Two moments that show no-one is allowed say again that Man City were wrong to let Joe Hart go

This nonsense has to f****** stop

Robert Redmond

There’s a lot about the Premier League that would leave you confused.

On Wednesday night, Everton beat West Ham 4-0. But the current Everton team winning by such a comfortable margin wasn’t even the most surprising thing about the match.

  • It’s 2017, and David Moyes, with Stuart Pearce as his assistant, is a Premier League manager, despite being an abject failure in his last three positions.
  • Sam Allardyce, who announced his retirement from management last May, is Everton manager, after the club’s owner realised Diego Simeone wouldn’t be interested in a relegation battle.
  • Robbie Savage was a co-commentator on the West Ham defeat. He screamed for 90 minutes and said “desire” 800 times.
  • Then, on Match of the Day, Danny Murphy said that “Moyesy” needs to bring “Nobes” (Mark Noble) back into the West Ham team.

This is the Premier League in 2017. This is what billions in television money gets you.

Such mediocrity is perplexing. But perhaps none of it is as confusing as people who still think Pep Guardiola was wrong to let Joe Hart leave Manchester City.

In fairness, most football fans know that Hart isn’t the top-level goalkeeper some pundits claim he is, but there are still some out there who reckon Pep made an error in getting rid of England’s number one. They’re usually found in a TV studio covering football on Saturday afternoon, ranting about the lack of British managers in the Premier League.

Then there are some who claim that other clubs should have signed Hart. For example, Phil Neville, who showed his Manchester United allegiance by making a recommendation that would make Liverpool’s defence worse.

However, it’s time to completely end both arguments. Not only was Guardiola right to seek an upgrade on Hart, but other top clubs were right to avoid signing him. Two moments on Wednesday night conveyed this.

Hart’s assist for Wayne Rooney’s 60-yard goal showed that Pep’s reservations about the Englishman’s ability with his feet were correct. The West Ham ‘keeper raced out of his penalty area and reached the ball ahead of the onrushing Everton attacker. But Hart hit it straight down the pitch and into the path of Rooney.

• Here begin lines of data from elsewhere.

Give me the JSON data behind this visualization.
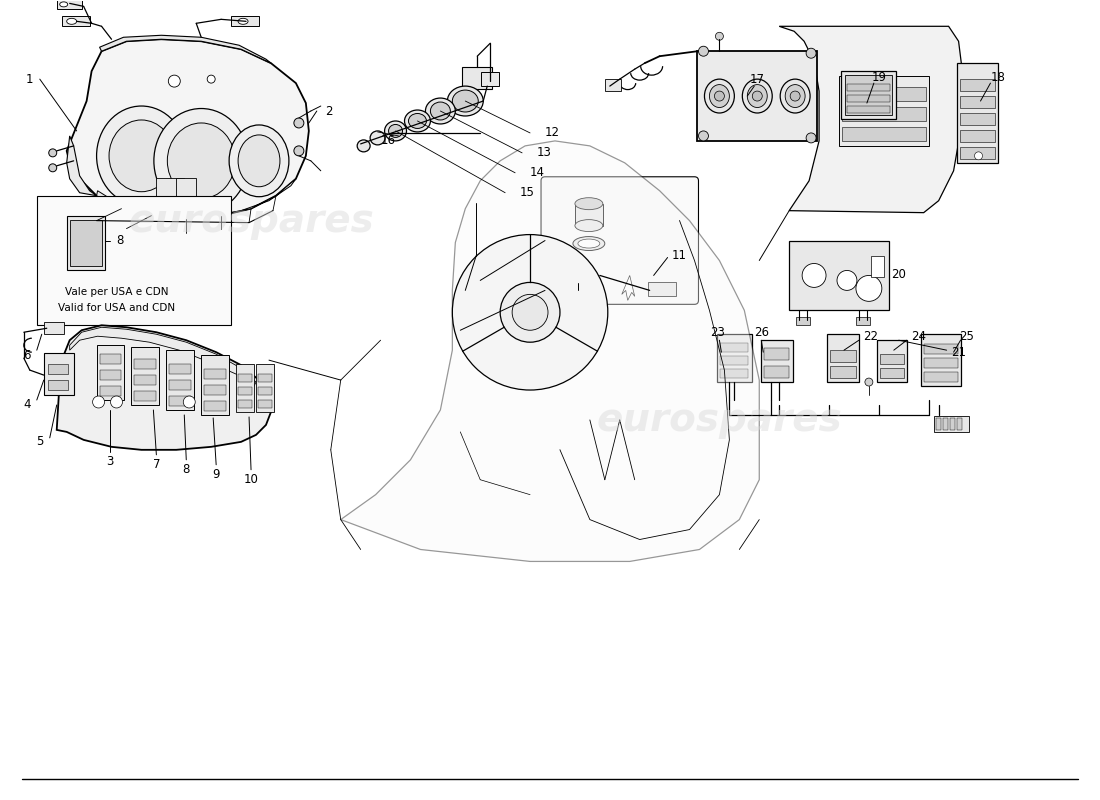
{
  "bg_color": "#ffffff",
  "lc": "#000000",
  "gray1": "#e8e8e8",
  "gray2": "#d0d0d0",
  "gray3": "#c0c0c0",
  "fig_width": 11.0,
  "fig_height": 8.0,
  "dpi": 100,
  "fs": 8.5,
  "note_line1": "Vale per USA e CDN",
  "note_line2": "Valid for USA and CDN",
  "wm": "eurospares",
  "wm_color": "#d8d8d8",
  "lw": 0.9,
  "lw2": 1.3
}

The former England captain’s finish was spectacular, but there was no mention of Hart during commentary. the West Ham ‘keeper, who gave away a penalty earlier in the match, made Rooney’s job an awful lot easier with his poor clearance.

It’s no wonder the London club have conceded 30 goals in 14 games, more than any other Premier League team this season, with goalkeeping like this.

Then there was this moment from Ederson, which showed that Guardiola knew what he was doing all along, even when Hart’s original replacement, Claudio Bravo, didn’t work out.

Ederson has been excellent this season and showed Hart how a goalkeeper is meant to deal with a ball outside of the penalty area. Shane Long chased a long ball over the top, but Ederson was ready for the pacey Southampton forward. The City goalkeeper casually killed the ball dead with a touch and played a pass to his teammate. Easy.

It turns out Pep knew what he was doing letting Hart leave, despite what the Proper Football Men of the world have said since.